LEVINE, Jamie S.F., POWELL, Nicholas E., CASALE, Gabriele and MARTIN, Claire P., Department of Geological and Environmental Sciences, Appalachian State University, 572 Rivers Street, Boone, NC 28608

The Toxaway Dome (TD), which straddles the North-South Carolina border, is an elongate northeast-southwest trending dome cored by the Grenville-aged Toxaway Gneiss and surrounded by the metasedimentary Tallulah Falls Formation. Fabrics along the eastern boundary of the TD are likely associated with motion along the Brevard fault, which marks the Blue Ridge-Piedmont boundary. However, the western edge of the TD is also characterized by a strongly developed S-C fabric, which decreases in strength with distance both east and west of the dome boundary. Mylonitic fabrics within both the Toxaway Gneiss and Tallulah Falls Formation are defined by quartz and feldspar, which can be used to determine conditions of shearing along the western dome boundary. Quartz has undergone fast grain boundary migration and rare chessboard extinction; feldspar contains well-developed subgrains, and bulging recrystallization, suggesting deformation occurred at 500-700 °C. Additionally, electron backscatter diffraction data from quartz grains are consistent with temperatures exceeding 500 °C. Quartz c-axis pole figures display pronounced point maxima close to the dome boundary and diffuse patterns inward and outward from the dome boundary, providing additional evidence for a western dome boundary shear zone.
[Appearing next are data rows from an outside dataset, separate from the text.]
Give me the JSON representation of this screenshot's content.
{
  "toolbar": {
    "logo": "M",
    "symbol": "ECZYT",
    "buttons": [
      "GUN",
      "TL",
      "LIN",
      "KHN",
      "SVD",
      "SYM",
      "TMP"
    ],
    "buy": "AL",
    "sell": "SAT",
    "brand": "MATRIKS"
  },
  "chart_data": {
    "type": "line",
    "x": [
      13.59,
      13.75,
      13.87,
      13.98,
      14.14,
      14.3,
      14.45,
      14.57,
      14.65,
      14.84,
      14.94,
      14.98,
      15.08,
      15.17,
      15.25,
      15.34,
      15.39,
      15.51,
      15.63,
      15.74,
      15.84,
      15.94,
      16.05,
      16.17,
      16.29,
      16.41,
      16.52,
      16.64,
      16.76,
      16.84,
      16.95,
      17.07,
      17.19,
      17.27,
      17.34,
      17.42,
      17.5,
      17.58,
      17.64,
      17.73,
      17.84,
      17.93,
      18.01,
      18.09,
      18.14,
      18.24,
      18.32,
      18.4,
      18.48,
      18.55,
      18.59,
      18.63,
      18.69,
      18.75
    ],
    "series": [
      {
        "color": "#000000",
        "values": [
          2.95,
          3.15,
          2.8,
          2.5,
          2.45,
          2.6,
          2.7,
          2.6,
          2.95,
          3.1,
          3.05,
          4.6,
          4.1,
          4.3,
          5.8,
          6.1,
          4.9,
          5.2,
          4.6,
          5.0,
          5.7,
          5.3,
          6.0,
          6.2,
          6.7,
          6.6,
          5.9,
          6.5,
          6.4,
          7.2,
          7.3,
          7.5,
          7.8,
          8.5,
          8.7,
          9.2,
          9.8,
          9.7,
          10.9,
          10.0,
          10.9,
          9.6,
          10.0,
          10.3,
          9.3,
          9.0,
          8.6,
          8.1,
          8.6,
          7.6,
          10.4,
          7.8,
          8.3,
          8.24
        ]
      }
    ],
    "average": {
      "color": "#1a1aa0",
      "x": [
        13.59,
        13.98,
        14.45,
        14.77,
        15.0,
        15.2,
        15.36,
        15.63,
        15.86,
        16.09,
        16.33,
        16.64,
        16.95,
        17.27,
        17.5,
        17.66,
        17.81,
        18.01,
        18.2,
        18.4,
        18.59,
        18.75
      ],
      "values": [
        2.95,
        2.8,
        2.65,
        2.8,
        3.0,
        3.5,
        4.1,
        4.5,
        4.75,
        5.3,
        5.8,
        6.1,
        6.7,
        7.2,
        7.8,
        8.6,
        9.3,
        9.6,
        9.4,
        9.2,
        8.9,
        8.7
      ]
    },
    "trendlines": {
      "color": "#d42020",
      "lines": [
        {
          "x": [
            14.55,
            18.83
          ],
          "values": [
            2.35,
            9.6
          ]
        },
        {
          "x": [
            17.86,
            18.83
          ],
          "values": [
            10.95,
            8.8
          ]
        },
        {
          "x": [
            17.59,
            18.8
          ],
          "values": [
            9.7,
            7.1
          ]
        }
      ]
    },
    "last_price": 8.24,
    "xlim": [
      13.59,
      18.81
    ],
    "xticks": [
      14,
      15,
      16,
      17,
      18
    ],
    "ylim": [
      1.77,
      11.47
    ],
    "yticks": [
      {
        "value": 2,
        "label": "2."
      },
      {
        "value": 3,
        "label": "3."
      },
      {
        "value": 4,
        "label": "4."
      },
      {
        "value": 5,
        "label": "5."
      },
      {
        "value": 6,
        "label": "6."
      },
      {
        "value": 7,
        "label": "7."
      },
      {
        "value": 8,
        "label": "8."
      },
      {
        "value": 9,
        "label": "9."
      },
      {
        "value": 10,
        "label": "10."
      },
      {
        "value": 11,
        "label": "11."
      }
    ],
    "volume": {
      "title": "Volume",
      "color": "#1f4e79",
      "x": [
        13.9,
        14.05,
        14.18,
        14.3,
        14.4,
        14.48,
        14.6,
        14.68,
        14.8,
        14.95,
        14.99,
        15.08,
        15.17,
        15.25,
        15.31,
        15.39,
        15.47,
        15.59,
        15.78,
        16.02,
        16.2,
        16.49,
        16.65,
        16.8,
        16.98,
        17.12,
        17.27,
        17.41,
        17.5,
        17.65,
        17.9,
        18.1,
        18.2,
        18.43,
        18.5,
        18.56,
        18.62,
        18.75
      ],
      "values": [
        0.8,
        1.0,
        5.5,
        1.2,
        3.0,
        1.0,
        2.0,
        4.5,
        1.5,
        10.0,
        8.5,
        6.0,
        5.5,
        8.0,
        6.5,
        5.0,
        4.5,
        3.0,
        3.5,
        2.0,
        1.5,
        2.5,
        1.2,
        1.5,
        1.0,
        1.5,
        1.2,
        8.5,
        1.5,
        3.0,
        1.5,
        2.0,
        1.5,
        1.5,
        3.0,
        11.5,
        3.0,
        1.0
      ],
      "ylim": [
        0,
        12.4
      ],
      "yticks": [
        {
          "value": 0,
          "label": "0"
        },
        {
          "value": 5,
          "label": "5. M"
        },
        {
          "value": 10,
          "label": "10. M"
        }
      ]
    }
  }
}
Garnet-biotite thermometry and garnet-biotite-muscovite-plagioclase thermobarometry from rocks of the Tallulah Falls Formation adjacent to the dome boundary record conditions of 640-700 °C and 0.6-0.8 GPa. The correlation between the temperatures recorded from garnet-biotite thermometry and those from the deformation conditions in quartz and feldspar suggest shearing occurred during peak metamorphism. Preliminary monazite data from two Tallulah Falls Formation samples, one adjacent to the dome boundary and one within a small hook-shaped exposure within the dome, record Alleghanian aged cores and rims. We suggest the Toxaway Dome experienced deformation and peak metamorphism at amphibolite-facies during the Alleghanian orogeny. Our interpretation suggests deformation conditions that are hotter than typically reported for Alleghanian deformation in this portion of the Blue Ridge.